Local sex work advocacy organization, Safe Harbour Outreach Project (SHOP) collaborated with Happy City St. John’s to bring representatives of the Vancouver-based organization Living in Community to town to discuss community safety and collaboration.

The three-day initiative included a series of meetings with community stakeholders as well as a public information session. The aim was to discuss applying Living in Community’s unique model for making communities where sex work happens safer for everyone to St. John’s.

“What we’ve seen is the displacement of sex workers from neighbourhood to neighbourhood and it just becomes some other neighbourhood’s problem. It doesn’t address any of the actual issues, it doesn’t increase safety, it doesn’t decrease the stigma that sex workers are facing and neighbourhoods might be facing,” Heather Jarvis, SHOP’s Program Coordinator said.

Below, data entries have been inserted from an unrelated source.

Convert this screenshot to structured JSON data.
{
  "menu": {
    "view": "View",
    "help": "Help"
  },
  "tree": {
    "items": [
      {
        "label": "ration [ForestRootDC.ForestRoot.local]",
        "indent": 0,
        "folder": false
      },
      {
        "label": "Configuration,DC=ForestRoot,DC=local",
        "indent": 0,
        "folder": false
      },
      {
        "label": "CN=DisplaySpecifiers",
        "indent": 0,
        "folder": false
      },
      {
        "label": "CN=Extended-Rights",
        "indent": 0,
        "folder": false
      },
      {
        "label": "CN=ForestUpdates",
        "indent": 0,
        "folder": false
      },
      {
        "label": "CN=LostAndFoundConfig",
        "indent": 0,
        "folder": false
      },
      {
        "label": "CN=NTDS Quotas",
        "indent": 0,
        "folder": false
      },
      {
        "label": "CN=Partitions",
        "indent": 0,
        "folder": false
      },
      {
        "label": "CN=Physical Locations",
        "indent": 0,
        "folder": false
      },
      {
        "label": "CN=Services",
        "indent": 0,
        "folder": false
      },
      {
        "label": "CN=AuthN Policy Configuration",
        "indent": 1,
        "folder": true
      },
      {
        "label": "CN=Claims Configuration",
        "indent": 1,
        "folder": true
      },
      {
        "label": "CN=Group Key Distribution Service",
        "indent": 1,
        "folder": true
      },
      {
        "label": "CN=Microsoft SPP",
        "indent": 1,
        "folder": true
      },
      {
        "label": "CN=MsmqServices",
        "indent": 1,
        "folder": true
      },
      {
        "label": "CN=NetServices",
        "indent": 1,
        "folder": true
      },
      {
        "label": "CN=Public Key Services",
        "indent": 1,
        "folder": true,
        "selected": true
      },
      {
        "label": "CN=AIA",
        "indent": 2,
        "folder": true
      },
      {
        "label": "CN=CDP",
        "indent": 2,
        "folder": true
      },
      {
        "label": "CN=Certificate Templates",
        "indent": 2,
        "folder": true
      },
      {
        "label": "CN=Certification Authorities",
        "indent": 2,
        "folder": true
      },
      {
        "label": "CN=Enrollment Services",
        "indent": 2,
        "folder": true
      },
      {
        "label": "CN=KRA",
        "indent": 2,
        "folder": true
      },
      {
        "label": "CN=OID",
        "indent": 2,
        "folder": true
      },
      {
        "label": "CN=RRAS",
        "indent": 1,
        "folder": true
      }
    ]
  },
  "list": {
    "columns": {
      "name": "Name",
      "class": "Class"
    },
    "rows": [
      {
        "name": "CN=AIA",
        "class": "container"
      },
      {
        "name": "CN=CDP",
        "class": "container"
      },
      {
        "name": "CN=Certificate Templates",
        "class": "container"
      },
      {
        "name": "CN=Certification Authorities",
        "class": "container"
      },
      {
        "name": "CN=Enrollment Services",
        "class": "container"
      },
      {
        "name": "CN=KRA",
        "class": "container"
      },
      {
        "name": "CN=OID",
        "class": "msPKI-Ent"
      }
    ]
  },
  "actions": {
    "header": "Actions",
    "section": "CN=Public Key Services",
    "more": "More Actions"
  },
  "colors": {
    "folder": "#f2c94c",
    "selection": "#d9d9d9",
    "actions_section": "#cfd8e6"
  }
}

Living in Community launched in 2003 in response to the tragic death and disappearance of a large number of sex workers in Vancouver’s downtown eastside. The organization created a steering committee comprised of; residents, police, community organizers, sex workers, businesses, and government.

The committee fostered balanced discussions about people’s concerns and hopes for their neighbourhoods and eventually produced an action plan for creating a safer, healthier community.

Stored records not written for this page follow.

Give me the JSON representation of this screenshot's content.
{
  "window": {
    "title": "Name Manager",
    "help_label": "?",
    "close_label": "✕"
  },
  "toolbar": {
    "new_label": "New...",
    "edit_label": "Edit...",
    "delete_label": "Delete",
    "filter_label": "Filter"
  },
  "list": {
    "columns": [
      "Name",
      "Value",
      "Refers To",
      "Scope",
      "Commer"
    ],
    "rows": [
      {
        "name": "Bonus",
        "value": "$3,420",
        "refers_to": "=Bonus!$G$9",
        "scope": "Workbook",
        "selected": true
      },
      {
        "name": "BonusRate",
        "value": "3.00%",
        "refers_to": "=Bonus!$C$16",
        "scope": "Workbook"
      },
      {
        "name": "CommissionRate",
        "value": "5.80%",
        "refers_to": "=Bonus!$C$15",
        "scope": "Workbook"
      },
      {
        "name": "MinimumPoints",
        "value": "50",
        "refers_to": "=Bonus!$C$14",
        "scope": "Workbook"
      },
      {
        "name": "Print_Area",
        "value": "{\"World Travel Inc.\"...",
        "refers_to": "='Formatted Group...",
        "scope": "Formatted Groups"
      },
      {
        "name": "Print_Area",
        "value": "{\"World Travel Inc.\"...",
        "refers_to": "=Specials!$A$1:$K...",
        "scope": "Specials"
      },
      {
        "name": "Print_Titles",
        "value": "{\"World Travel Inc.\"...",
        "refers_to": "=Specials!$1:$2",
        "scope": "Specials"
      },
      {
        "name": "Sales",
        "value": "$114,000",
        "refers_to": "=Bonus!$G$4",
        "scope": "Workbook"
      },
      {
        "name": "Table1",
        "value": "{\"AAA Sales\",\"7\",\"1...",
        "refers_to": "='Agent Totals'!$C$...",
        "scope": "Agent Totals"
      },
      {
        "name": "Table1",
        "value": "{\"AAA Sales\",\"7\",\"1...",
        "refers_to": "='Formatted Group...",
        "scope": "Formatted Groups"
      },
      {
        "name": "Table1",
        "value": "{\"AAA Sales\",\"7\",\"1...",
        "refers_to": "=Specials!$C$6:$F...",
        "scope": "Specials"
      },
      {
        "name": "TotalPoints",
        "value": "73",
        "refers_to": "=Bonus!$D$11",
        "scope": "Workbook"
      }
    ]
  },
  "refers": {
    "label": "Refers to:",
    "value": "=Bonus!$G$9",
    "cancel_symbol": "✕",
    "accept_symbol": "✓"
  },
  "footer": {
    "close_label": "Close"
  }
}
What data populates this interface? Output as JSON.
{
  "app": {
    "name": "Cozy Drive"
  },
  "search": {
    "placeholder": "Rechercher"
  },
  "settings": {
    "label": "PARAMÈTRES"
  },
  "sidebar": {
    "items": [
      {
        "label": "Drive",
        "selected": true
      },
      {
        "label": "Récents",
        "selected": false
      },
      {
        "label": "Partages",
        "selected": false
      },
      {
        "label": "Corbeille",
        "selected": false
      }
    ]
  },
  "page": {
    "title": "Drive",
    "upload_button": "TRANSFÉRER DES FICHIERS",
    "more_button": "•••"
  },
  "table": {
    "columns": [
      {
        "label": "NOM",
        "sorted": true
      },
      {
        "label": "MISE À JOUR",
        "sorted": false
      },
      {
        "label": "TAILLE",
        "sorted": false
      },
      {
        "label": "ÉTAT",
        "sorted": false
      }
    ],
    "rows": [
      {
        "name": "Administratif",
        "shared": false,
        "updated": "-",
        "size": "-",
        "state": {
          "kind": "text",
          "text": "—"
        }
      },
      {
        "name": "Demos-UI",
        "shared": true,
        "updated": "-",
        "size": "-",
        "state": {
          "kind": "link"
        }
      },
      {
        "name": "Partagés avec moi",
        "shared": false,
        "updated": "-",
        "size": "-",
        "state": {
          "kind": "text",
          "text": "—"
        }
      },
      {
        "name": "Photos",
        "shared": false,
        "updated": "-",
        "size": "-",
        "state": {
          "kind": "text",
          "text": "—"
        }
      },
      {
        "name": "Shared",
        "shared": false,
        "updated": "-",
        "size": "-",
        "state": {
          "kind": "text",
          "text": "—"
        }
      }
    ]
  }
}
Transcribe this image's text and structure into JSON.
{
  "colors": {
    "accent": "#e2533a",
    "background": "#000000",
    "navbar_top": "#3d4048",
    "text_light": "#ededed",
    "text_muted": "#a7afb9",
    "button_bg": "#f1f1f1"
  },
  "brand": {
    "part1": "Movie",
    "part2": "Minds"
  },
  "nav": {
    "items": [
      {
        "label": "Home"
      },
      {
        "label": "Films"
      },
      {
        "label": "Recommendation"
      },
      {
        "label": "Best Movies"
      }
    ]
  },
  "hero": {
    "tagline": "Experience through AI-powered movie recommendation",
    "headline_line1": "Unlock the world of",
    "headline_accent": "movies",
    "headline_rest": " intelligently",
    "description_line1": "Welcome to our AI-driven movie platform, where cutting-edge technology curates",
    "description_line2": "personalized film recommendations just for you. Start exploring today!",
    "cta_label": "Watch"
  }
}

“These are complicated issues that matter and there are no overnight solutions, but one of the incredible things that Living in Community has been able to do is develop relationships between people with very different lived experiences, increasing trust and understanding,” said Jarvis.

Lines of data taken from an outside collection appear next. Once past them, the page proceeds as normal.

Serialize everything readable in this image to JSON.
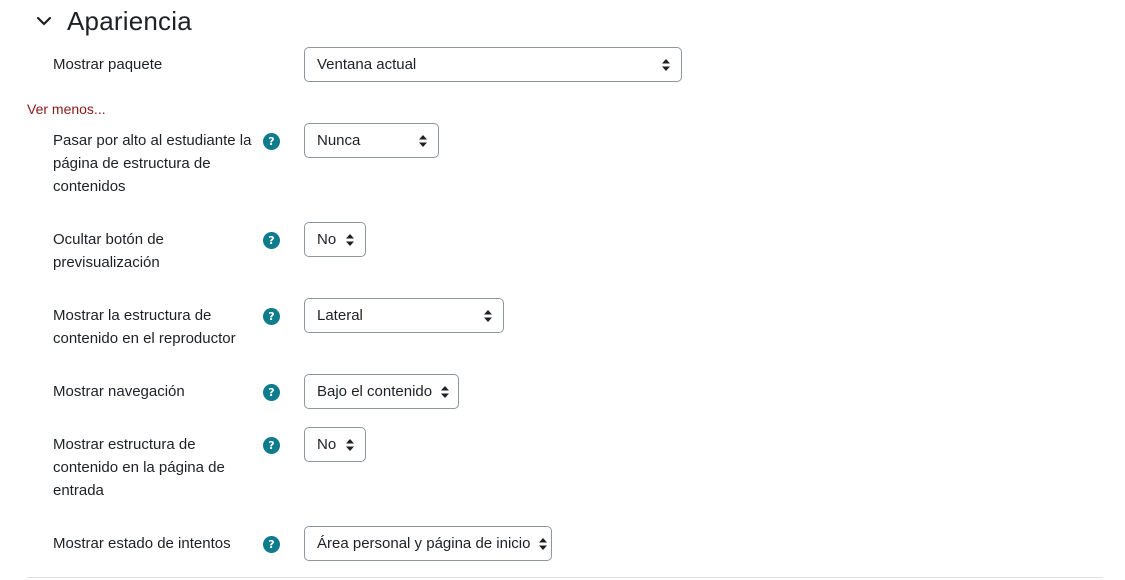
{
  "section": {
    "title": "Apariencia",
    "icon": "chevron-down-icon"
  },
  "show_less_label": "Ver menos...",
  "colors": {
    "help_icon": "#0f7c8c",
    "link": "#8b1a1a",
    "text": "#1d2125",
    "border": "#8f959e"
  },
  "rows": [
    {
      "label": "Mostrar paquete",
      "value": "Ventana actual",
      "has_help": false
    },
    {
      "label": "Pasar por alto al estudiante la página de estructura de contenidos",
      "value": "Nunca",
      "has_help": true
    },
    {
      "label": "Ocultar botón de previsualización",
      "value": "No",
      "has_help": true
    },
    {
      "label": "Mostrar la estructura de contenido en el reproductor",
      "value": "Lateral",
      "has_help": true
    },
    {
      "label": "Mostrar navegación",
      "value": "Bajo el contenido",
      "has_help": true
    },
    {
      "label": "Mostrar estructura de contenido en la página de entrada",
      "value": "No",
      "has_help": true
    },
    {
      "label": "Mostrar estado de intentos",
      "value": "Área personal y página de inicio",
      "has_help": true
    }
  ]
}
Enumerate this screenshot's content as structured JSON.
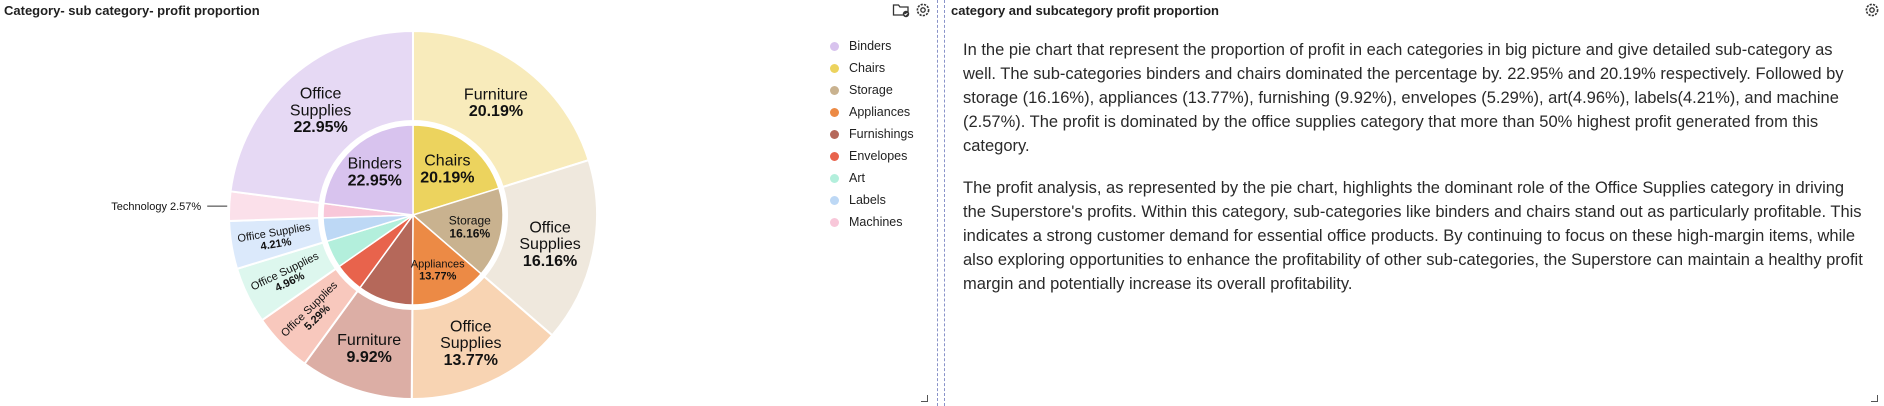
{
  "left_panel": {
    "title": "Category- sub category- profit proportion"
  },
  "right_panel": {
    "title": "category and subcategory profit proportion",
    "paragraphs": [
      "In the pie chart that represent the proportion of profit in each categories in big picture and give detailed sub-category as well. The sub-categories binders and chairs dominated the percentage by. 22.95% and 20.19% respectively. Followed by storage (16.16%), appliances (13.77%), furnishing (9.92%), envelopes (5.29%), art(4.96%), labels(4.21%), and machine (2.57%). The profit is dominated by the office supplies category that more than 50% highest profit generated from this category.",
      "The profit analysis, as represented by the pie chart, highlights the dominant role of the Office Supplies category in driving the Superstore's profits. Within this category, sub-categories like binders and chairs stand out as particularly profitable. This indicates a strong customer demand for essential office products. By continuing to focus on these high-margin items, while also exploring opportunities to enhance the profitability of other sub-categories, the Superstore can maintain a healthy profit margin and potentially increase its overall profitability."
    ]
  },
  "icons": {
    "folder": "folder-check-icon",
    "settings": "gear-icon"
  },
  "chart_data": {
    "type": "pie",
    "title": "Category- sub category- profit proportion",
    "inner": [
      {
        "name": "Binders",
        "value": 22.95,
        "label": "22.95%",
        "color": "#d8c3ee"
      },
      {
        "name": "Chairs",
        "value": 20.19,
        "label": "20.19%",
        "color": "#ecd35e"
      },
      {
        "name": "Storage",
        "value": 16.16,
        "label": "16.16%",
        "color": "#c9b28f"
      },
      {
        "name": "Appliances",
        "value": 13.77,
        "label": "13.77%",
        "color": "#ec8a45"
      },
      {
        "name": "Furnishings",
        "value": 9.92,
        "label": "",
        "color": "#b5685a"
      },
      {
        "name": "Envelopes",
        "value": 5.29,
        "label": "",
        "color": "#e8634c"
      },
      {
        "name": "Art",
        "value": 4.96,
        "label": "",
        "color": "#b3efdc"
      },
      {
        "name": "Labels",
        "value": 4.21,
        "label": "",
        "color": "#bdd8f5"
      },
      {
        "name": "Machines",
        "value": 2.57,
        "label": "",
        "color": "#f8c7d9"
      }
    ],
    "outer": [
      {
        "category": "Furniture",
        "value": 20.19,
        "label": "20.19%",
        "color": "#f8ebbb"
      },
      {
        "category": "Office Supplies",
        "value": 16.16,
        "label": "16.16%",
        "color": "#efe8dd"
      },
      {
        "category": "Office Supplies",
        "value": 13.77,
        "label": "13.77%",
        "color": "#f8d4b3"
      },
      {
        "category": "Furniture",
        "value": 9.92,
        "label": "9.92%",
        "color": "#dcaea5"
      },
      {
        "category": "Office Supplies",
        "value": 5.29,
        "label": "5.29%",
        "color": "#f8c8bd"
      },
      {
        "category": "Office Supplies",
        "value": 4.96,
        "label": "4.96%",
        "color": "#ddf7ee"
      },
      {
        "category": "Office Supplies",
        "value": 4.21,
        "label": "4.21%",
        "color": "#dbe9fb"
      },
      {
        "category": "Technology",
        "value": 2.57,
        "label": "2.57%",
        "color": "#fbe0ea"
      },
      {
        "category": "Office Supplies",
        "value": 22.95,
        "label": "22.95%",
        "color": "#e6d9f4"
      }
    ],
    "legend": [
      "Binders",
      "Chairs",
      "Storage",
      "Appliances",
      "Furnishings",
      "Envelopes",
      "Art",
      "Labels",
      "Machines"
    ],
    "legend_placement": "right"
  }
}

Jarvis says Living in Community has built on those relationships to find creative solutions for moving forward on issues like policy change, adapting service provision, and understanding the role of law enforcement.

“We need to look at what Living in Community has done, their successes, and some of their mistakes and lessons learned. We need to make sure we are applying it to our context. We need to make sure it fits our city in terms of language, different municipal bylaws, different policing structures, and local sex worker needs,” Jarvis said.

Using Living in Community’s model, SHOP and Happy City have been organizing closed meetings with community stakeholders in areas where sex work happens in St. John’s for the past year. They spoke to residents who were sex working and those who weren’t, law enforcement, and representatives of Thrive’s Street Reach program, among others.

Jarvis believes that having a smaller population has some advantages when it comes to applying Living in Community’s model. Being a smaller city means more access to government officials, and makes it easier to connect across organizations and communities. Jarvis says Living in Community were impressed by how far St. John’s has already come in terms of creating relationships and starting a dialogue.

“We are feeling very tired from all the work that’s gone into this, but also hopeful because of the enthusiasm we’ve heard from all the people we’ve met with who want to do something and move forward. We’re very hopeful that this model can come to our city, in our own way, as the first city outside of Vancouver in all of Canada to apply it,” Jarvis said about wrapping up the three-day initiative.